Aquilo na mesa era um leitão cozido, isto é,
mal cozido, acompanhado de um macarrão grosso que o cozinheiro dispunha nos
pratos com as mãos mesmos, mais enrolados que festival de minhocas numa
esplendorosa suruba. Além disso, um ponche alaranjado bem escuro mais parecendo
mijo de doente renal, conferindo que aquela cor escurecida era proveniente da
qualidade de açúcar que se fabricava por ali. Ainda era servido um arroz que
mais parecia papa, mais umas tantas iguarias peculiares da região, visitadas
constantemente pelas simpáticas moscas e mosquitos, dando uma ideia da
higiênica comilança. O ambiente não era lá tão imundo. Não, que é isso?

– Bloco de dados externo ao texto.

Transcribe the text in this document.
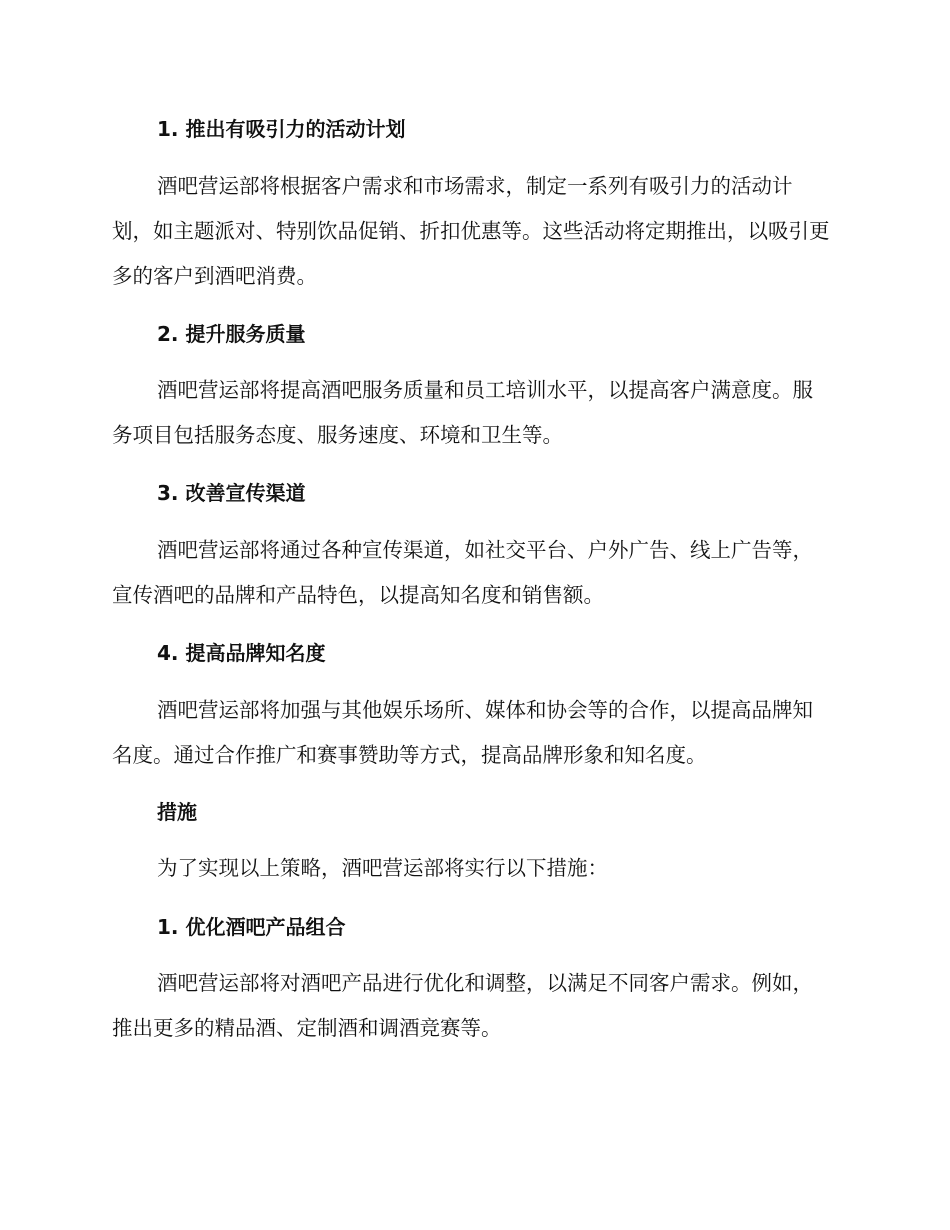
1. 推出有吸引力的活动计划

酒吧营运部将根据客户需求和市场需求，制定一系列有吸引力的活动计划，如主题派对、特别饮品促销、折扣优惠等。这些活动将定期推出，以吸引更多的客户到酒吧消费。

2. 提升服务质量

酒吧营运部将提高酒吧服务质量和员工培训水平，以提高客户满意度。服务项目包括服务态度、服务速度、环境和卫生等。

3. 改善宣传渠道

酒吧营运部将通过各种宣传渠道，如社交平台、户外广告、线上广告等，宣传酒吧的品牌和产品特色，以提高知名度和销售额。

4. 提高品牌知名度

酒吧营运部将加强与其他娱乐场所、媒体和协会等的合作，以提高品牌知名度。通过合作推广和赛事赞助等方式，提高品牌形象和知名度。

措施

为了实现以上策略，酒吧营运部将实行以下措施：

1. 优化酒吧产品组合

酒吧营运部将对酒吧产品进行优化和调整，以满足不同客户需求。例如，推出更多的精品酒、定制酒和调酒竞赛等。
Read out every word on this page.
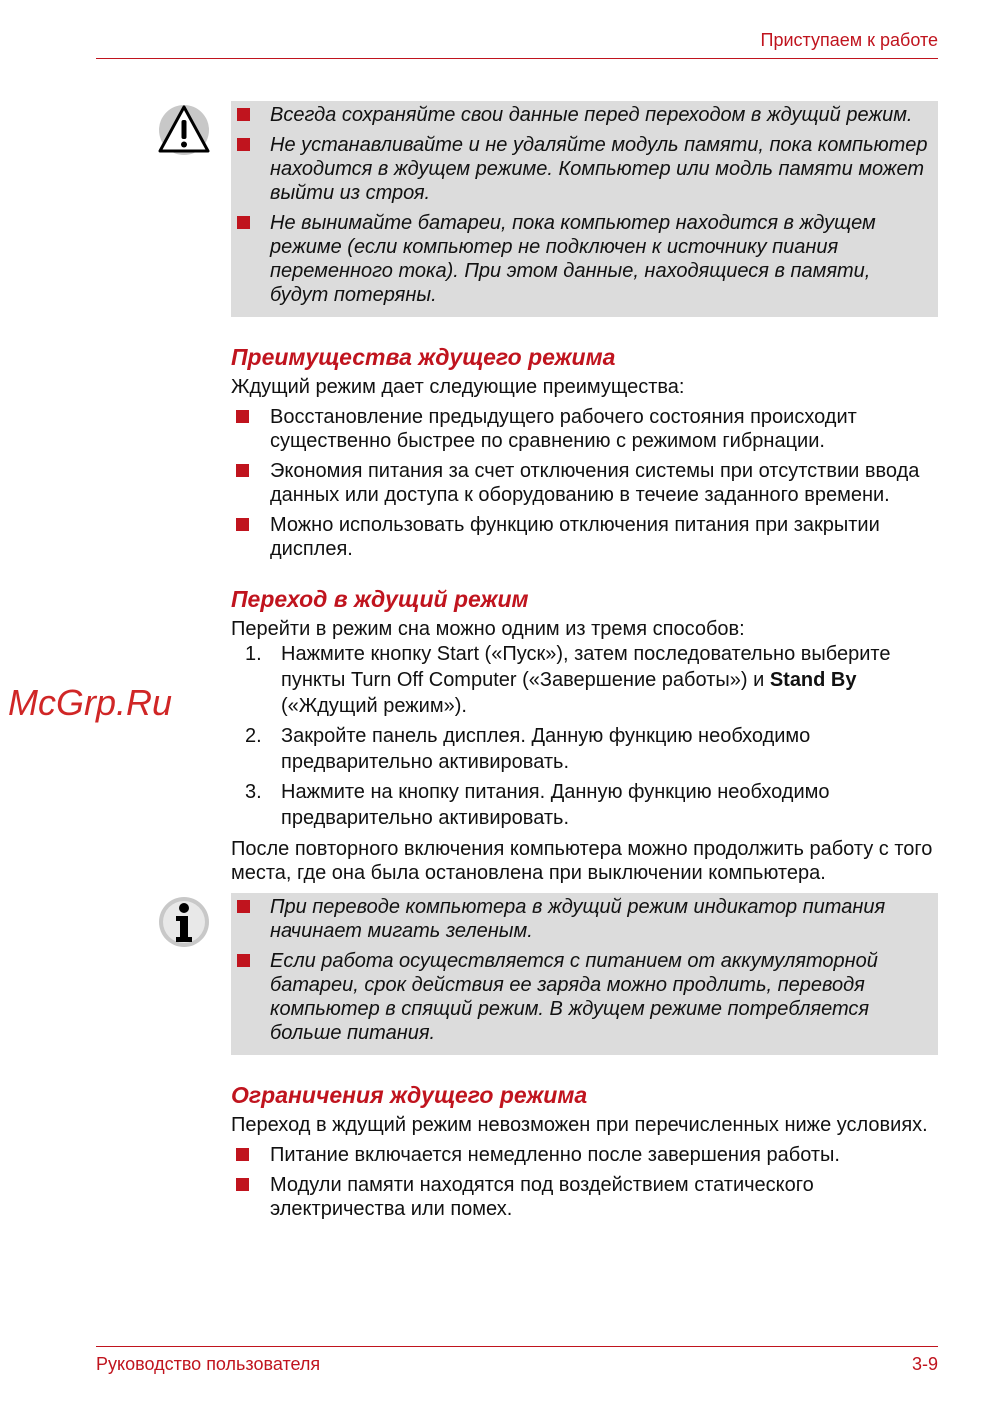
Приступаем к работе
Всегда сохраняйте свои данные перед переходом в ждущий режим.
Не устанавливайте и не удаляйте модуль памяти, пока компьютер находится в ждущем режиме. Компьютер или модль памяти может выйти из строя.
Не вынимайте батареи, пока компьютер находится в ждущем режиме (если компьютер не подключен к источнику пиания переменного тока). При этом данные, находящиеся в памяти, будут потеряны.
Преимущества ждущего режима

Ждущий режим дает следующие преимущества:

Восстановление предыдущего рабочего состояния происходит существенно быстрее по сравнению с режимом гибрнации.
Экономия питания за счет отключения системы при отсутствии ввода данных или доступа к оборудованию в течеие заданного времени.
Можно использовать функцию отключения питания при закрытии дисплея.
Переход в ждущий режим

Перейти в режим сна можно одним из тремя способов:

1. Нажмите кнопку Start («Пуск»), затем последовательно выберите пункты Turn Off Computer («Завершение работы») и Stand By («Ждущий режим»).
2. Закройте панель дисплея. Данную функцию необходимо предварительно активировать.
3. Нажмите на кнопку питания. Данную функцию необходимо предварительно активировать.

После повторного включения компьютера можно продолжить работу с того места, где она была остановлена при выключении компьютера.

При переводе компьютера в ждущий режим индикатор питания начинает мигать зеленым.
Если работа осуществляется с питанием от аккумуляторной батареи, срок действия ее заряда можно продлить, переводя компьютер в спящий режим. В ждущем режиме потребляется больше питания.
Ограничения ждущего режима

Переход в ждущий режим невозможен при перечисленных ниже условиях.

Питание включается немедленно после завершения работы.
Модули памяти находятся под воздействием статического электричества или помех.
McGrp.Ru
Руководство пользователя	3-9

Só
havia uma pocilga na vizinhança causando uma fedentina dos diabos, um chiqueiro
dos mais fedorentos, uns duzentos guenzos que não sabiam o que era água há mais
de dez anos e que não ficavam quietos com patas sobre a mesa, fiscalizando as
guloseimas e deixando cair no assoalho de cimento batido, uns carrapatinhos
indesejáveis. Ôxe, o que tinha de gatos, galinhas, saguis, cavalos, garnizés,
patos, marrecos, concrizes, bicharada toda com várias espécies de insetos que
futucavam um ou outro presente, tudo reunido numa estrebaria nos fundos do
estabelecimento. Na hora do vamos ver, o prefeito achou por bem de abrir o
apetite com seu proeminente ar de orador de plantão, proferindo um discurso
entediante sobre landraces, wissex, duroc, sobre os mamíferos artiodáctilos da
família dos suínos e suas espécies caetetu ou queixada, a canastra, a caruncho,
a piau e a dos cerdos de um modo geral. Durou uns cinquenta minutos de
palavrório, discorrendo detalhadamente sobre a apetitosa carne vermelha,
destacando o pernil e o lombo como de sua preferência alimentar, concluindo ser
ele, além de criador, um profundo conhecedor dos suínos. Quando ninguém
aguentava mais o saco, ele conclamou a todos a comer e beber comedidamente, vez
que ainda restavam tantos outros bichos para serem devorados pela gula de todos
naquela solenidade ímpar em Alagoinhanduba, terra querida, berço incólume das
riquezas dele. Aplausos rápidos e avanço na amolagem dos dentes. A multidão se
aglomerara dum jeito de deixar neguinho distante mais de metro para alcançar a
mesa.
- Eu mesmo engoli, agora mesmo, um mosquito!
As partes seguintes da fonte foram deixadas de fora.